9/30 More Series and Integral test

Exploring methods of integration throughout the semester.
Investigating how to sum infinite series and determining convergence or divergence.
Questions raised about whether sums of infinite series yield finite numbers.

Definition: To assess whether an infinite series converges or diverges.
Notation: If the limit as n approaches infinity of the sequence (terms of the series) is not zero, the series diverges.
Explanation: If the sequence does not approach zero, adding up infinitely many terms will not lead to a convergence towards a single fixed number.
If the limit is zero, this creates an inconclusive result regarding convergence or divergence (requires further tests).
Important reminder: Always need a complete explanation in answers, rather than just numerical answers.

Example 1: Determining divergence for a series approaching limit of e:
- Series diverges because limit does not approach zero.
Example 2: Assessing the series from n=unknown to infinity of cos(1/n):
- Limit as n approaches infinity of cos(1/n) approaches 1, which is not zero. Hence, this series diverges.
Example 3: Analyzing the series from n=unknown to infinity of sin(1/n):
- Limit is 0, which gives no information about convergence/divergence (test is inconclusive).
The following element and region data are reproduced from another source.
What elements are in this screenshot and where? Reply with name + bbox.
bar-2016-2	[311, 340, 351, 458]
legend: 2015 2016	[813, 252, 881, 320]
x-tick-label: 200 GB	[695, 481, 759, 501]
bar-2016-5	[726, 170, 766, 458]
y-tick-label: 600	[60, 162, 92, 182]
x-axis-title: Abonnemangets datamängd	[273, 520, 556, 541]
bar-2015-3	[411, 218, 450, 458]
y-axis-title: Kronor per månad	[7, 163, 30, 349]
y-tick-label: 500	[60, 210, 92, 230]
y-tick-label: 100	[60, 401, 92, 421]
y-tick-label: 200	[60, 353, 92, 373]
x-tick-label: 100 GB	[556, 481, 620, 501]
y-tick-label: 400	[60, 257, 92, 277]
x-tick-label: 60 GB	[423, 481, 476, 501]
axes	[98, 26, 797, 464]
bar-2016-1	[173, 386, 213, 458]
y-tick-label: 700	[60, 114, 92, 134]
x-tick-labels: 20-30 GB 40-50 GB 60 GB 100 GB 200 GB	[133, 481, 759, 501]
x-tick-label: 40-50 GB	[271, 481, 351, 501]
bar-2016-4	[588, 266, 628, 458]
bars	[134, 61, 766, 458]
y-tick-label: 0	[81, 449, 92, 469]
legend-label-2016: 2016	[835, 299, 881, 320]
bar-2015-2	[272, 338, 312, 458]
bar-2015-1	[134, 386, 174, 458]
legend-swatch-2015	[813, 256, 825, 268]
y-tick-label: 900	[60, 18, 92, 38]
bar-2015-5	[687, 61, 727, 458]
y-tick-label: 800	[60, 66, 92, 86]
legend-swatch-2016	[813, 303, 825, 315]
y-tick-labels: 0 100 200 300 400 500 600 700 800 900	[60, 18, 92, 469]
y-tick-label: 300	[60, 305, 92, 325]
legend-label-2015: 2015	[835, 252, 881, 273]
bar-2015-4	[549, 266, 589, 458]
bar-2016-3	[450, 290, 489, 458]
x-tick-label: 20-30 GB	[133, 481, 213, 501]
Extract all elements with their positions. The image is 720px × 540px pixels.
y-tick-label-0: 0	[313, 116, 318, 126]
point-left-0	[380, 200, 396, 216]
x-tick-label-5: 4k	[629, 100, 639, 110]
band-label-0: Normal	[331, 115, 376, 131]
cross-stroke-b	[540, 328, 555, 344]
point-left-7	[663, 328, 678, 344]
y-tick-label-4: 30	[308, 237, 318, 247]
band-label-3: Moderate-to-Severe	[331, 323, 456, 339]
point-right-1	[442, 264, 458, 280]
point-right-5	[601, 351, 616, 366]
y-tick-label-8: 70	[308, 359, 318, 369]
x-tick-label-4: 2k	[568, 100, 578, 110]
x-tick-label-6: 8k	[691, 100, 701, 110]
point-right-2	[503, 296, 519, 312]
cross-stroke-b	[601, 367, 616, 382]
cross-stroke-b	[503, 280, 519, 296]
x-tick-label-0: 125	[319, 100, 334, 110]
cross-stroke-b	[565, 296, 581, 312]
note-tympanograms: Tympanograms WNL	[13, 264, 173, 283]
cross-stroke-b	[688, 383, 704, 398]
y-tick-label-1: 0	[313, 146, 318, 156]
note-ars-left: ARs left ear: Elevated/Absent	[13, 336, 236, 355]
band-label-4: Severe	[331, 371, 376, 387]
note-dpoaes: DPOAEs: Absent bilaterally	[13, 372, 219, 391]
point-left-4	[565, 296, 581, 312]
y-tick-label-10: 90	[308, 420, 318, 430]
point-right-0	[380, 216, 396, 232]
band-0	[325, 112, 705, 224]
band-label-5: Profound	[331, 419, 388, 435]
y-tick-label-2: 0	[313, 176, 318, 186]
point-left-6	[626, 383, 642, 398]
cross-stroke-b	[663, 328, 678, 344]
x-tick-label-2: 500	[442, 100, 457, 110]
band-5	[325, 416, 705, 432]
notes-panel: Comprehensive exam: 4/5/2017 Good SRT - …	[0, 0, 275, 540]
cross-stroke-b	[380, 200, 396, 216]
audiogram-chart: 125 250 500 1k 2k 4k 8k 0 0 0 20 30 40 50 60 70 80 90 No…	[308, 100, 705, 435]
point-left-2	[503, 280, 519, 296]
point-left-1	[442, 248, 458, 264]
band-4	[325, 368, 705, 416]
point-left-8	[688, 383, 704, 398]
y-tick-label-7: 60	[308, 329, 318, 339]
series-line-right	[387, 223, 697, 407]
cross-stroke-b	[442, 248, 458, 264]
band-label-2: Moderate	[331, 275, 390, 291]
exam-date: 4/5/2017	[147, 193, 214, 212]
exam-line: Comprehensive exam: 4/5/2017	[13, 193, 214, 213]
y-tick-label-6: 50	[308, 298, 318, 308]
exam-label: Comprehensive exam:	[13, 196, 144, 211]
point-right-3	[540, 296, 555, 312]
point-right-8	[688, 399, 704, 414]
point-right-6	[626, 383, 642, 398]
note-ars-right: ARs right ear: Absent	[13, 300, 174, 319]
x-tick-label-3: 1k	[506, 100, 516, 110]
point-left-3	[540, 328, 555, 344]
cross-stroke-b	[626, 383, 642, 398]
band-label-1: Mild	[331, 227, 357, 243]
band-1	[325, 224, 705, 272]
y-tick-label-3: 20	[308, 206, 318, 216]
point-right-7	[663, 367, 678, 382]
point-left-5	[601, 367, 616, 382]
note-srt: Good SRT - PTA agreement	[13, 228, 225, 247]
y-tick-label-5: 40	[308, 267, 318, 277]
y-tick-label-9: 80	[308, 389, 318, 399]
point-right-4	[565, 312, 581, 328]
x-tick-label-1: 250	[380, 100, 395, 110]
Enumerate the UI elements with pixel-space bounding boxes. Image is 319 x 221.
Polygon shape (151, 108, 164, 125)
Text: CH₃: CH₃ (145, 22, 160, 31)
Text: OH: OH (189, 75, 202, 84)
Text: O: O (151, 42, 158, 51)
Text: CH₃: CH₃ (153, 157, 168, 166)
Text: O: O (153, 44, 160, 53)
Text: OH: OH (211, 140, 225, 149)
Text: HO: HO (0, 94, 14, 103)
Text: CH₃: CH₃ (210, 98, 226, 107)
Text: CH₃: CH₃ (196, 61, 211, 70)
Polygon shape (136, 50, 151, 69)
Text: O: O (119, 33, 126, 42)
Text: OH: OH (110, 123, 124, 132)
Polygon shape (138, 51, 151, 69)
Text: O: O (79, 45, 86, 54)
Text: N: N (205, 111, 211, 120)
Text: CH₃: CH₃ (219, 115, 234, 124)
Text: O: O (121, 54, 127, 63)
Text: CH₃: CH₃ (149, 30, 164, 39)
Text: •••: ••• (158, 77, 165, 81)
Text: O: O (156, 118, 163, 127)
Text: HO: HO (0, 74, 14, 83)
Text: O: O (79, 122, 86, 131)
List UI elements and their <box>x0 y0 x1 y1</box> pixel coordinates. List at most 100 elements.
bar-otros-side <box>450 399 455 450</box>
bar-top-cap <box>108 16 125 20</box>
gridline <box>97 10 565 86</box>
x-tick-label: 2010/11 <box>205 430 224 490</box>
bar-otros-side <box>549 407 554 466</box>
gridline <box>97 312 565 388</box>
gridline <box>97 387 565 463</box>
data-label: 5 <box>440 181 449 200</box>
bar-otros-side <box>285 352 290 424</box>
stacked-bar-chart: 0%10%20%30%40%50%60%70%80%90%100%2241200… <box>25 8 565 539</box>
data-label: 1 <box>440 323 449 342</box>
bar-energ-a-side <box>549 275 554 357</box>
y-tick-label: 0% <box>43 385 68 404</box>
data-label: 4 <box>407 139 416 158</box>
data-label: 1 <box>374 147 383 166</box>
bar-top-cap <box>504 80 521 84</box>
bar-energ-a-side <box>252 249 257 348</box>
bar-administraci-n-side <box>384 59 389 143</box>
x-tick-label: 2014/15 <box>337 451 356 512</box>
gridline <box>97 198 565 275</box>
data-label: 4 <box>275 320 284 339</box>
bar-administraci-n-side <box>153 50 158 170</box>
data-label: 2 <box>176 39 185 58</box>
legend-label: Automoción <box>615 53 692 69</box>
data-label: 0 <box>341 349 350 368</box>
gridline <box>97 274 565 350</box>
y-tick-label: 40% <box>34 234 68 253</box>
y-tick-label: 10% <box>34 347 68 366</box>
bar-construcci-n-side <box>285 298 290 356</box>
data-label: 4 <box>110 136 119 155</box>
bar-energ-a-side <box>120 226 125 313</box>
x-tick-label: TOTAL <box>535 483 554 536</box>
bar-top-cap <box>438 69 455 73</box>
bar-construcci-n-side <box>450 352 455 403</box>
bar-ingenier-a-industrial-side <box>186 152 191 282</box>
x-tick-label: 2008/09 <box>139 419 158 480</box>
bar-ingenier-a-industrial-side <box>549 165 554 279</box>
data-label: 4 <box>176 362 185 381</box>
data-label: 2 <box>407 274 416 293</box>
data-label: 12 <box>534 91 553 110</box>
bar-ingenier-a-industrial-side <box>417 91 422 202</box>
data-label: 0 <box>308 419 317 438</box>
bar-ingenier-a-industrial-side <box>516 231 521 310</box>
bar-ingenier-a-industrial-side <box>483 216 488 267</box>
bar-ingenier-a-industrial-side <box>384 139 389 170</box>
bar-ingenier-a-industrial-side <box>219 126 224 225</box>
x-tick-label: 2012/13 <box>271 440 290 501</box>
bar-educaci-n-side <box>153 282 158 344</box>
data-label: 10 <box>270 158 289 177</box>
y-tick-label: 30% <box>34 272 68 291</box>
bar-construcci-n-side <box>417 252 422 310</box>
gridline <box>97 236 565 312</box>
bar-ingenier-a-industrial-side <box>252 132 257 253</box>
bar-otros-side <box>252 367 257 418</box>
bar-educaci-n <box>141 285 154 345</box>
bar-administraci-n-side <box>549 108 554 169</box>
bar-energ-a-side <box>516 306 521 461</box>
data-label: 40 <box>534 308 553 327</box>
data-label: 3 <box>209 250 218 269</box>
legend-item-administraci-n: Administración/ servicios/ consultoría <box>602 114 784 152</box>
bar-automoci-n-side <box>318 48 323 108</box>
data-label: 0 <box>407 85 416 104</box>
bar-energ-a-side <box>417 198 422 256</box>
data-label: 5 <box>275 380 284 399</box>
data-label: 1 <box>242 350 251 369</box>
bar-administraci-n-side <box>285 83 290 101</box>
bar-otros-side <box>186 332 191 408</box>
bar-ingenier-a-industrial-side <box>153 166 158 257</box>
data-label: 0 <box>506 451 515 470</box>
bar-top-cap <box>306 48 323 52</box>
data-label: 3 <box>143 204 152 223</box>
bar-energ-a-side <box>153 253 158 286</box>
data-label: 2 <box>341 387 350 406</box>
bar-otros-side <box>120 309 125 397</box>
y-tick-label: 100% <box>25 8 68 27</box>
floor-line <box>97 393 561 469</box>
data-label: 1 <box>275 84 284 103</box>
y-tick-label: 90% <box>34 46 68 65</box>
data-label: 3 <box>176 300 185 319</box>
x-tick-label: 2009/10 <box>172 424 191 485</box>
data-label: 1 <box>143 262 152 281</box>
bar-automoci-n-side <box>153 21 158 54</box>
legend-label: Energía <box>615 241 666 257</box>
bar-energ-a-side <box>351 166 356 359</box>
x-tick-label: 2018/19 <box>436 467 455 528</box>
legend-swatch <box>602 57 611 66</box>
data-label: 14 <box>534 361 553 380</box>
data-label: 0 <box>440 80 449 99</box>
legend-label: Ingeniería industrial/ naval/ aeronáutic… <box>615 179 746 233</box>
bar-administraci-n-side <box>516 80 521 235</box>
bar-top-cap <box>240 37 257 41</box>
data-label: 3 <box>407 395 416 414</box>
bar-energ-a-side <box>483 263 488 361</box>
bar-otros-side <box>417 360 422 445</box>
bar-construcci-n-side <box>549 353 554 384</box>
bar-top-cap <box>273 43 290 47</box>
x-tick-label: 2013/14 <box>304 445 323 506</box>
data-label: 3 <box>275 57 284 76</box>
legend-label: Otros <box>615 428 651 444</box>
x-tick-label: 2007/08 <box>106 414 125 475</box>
All series must either converge or diverge; this is a binary outcome.
Emphasis on making clear distinctions between cases that apply the Divergence Test vs. those that cannot achieve strong conclusions from it.

Definition: A type of series where terms are in the form of 1/n^p.
Convergence condition:
- Converges if p > 1.
- Diverges if p ≤ 1.
Importance of understanding p-series noted in connection with the Divergence Test.

Definition: A sequence created by repeatedly multiplying a number by a fixed ratio (r).
The sum of a geometric series can be represented as:
- $(a / (1-r))$ where |r| < 1 shows convergence.
If |r| ≥ 1, the geometric series diverges.
Example: 2 * 5^(n-1) / 9^(2n) were tested to show that it can be manipulated into the form of a geometric series. The common ratio is calculated, determining it converges since the ratio is less than 1.

Example: Transforming $\sum_{n=1}^{\infty} \frac{2 * 5^{n-1}}{3^{2n}}$ into a geometric series format:
- Rewrite in a simplified format to make explicit the common ratio.
Guidelines for finding sums of geometric series provided, including issues surrounding indices.

Discussing limits of series as they approach infinity and the significance of this process in evaluating series.
Important that every step taken should be detailed in assessments to garner full credit during examinations, avoiding vague or unclear notations.

Definition: A method for determining the convergence of series through integrating a function.
Conditions for applicability:
- Function must be positive, continuous, and decreasing for all n starting from some integer value.
Series convergence determined by evaluating a corresponding improper integral.
Example shown: $\sum_{n=1}^{\infty} \frac{2n}{n^2 + 1}$ to analyze whether it converges or diverges, utilizing the integral test and integrating the function appropriately. Results reveal that if an integral diverges, so must the series.

Need for elaborative approaches in evaluating series: articulate all parts of the process clearly.
Recommendations for study strategies include maintaining thorough notes on various tests and conditions seen throughout the course to reference when solving problems effectively.
Importance of writing sufficient explanations during problem-solving approaches in exams noted to ensure full understanding and marking efficiency.